In media, un terreno agricolo negli Stati Uniti costa intorno agli 8000 dollari all’ettaro. Molto meno di quanto non accada per esempio in Italia, dove i prezzi medi vanno dai 40 mila all’ettaro della Pianura Padana ai 15 mila del centro-sud. La bassa quotazione dei terreni ha fatto sì che aziende molto grandi, per lo più multinazionali, potessero accaparrarsi, in modo non dissimile da quanto avveniva nel tardo impero romano con il latifondo, enormi zone di terreno, togliendole agli agricoltori medi e piccoli. In questo modo, l’agricoltura si è trasformata in un’impresa su enorme scala.
Ora a impensierire i legislatori statunitensi è l’acquisto di terreni da parte di soggetti stranieri. Si stima che il 3% del totale dei terreni fertili americani sia nelle mani di aziende straniere. A fare da capofila, nel gruppo degli acquirenti, sono le aziende canadesi, che risultano titolari di circa il 30 per cento di quel 3 per cento complessivo. A seguire nella classifica dei compratori di terre statunitensi, ci sono i Paesi Bassi e, al terzo posto, l’Italia. Da alcuni anni, a comprare terreni ci si sono messe anche le multinazionali cinesi che detengono l’1 per cento di quel 3 per cento.

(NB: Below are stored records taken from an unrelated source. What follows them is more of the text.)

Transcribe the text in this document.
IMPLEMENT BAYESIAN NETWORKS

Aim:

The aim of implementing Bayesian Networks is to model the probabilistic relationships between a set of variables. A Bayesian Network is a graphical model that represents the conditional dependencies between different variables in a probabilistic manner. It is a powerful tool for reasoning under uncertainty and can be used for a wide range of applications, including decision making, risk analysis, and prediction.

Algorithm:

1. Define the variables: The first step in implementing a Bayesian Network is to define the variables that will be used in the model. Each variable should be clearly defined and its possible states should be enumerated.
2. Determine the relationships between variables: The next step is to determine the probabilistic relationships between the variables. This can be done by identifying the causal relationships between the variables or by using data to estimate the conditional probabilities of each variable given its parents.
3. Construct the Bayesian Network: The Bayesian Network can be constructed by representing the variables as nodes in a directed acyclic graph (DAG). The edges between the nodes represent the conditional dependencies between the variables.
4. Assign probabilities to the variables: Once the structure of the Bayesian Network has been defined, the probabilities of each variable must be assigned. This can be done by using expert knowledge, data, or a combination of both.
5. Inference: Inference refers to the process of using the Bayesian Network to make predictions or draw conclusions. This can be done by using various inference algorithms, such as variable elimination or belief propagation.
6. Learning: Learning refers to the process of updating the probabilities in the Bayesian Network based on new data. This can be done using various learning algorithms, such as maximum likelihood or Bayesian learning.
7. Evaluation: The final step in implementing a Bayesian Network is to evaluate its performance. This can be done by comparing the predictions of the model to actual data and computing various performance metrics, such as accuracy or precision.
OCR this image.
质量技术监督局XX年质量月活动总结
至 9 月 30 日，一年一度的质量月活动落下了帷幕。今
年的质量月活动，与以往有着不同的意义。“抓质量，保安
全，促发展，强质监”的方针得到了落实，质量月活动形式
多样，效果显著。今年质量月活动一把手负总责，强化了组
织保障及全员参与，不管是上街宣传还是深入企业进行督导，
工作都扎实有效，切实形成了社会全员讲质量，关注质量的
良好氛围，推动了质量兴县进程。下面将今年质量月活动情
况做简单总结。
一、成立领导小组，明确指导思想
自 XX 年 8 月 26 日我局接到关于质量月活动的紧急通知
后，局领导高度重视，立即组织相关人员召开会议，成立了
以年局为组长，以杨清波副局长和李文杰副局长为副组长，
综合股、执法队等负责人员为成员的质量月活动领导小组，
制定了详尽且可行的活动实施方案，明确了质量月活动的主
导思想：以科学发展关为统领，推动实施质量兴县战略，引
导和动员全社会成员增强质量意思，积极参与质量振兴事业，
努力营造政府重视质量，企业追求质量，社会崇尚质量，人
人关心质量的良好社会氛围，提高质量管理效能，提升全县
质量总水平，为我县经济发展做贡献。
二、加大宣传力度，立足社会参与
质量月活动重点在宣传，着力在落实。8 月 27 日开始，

Una percentuale relativamente modesta ma che preoccupa Washington. Si teme che la Cina possa usare i suoi terreni su suolo americano per indebolire l’economia e la sicurezza, sia militare che alimentare, del Paese. Questo potrebbe accadere in due modi: comprando appezzamenti strategici per il sistema alimentare americano, oppure acquistando aree nei pressi di basi militari, dalle quali compiere potenziali attività di spionaggio.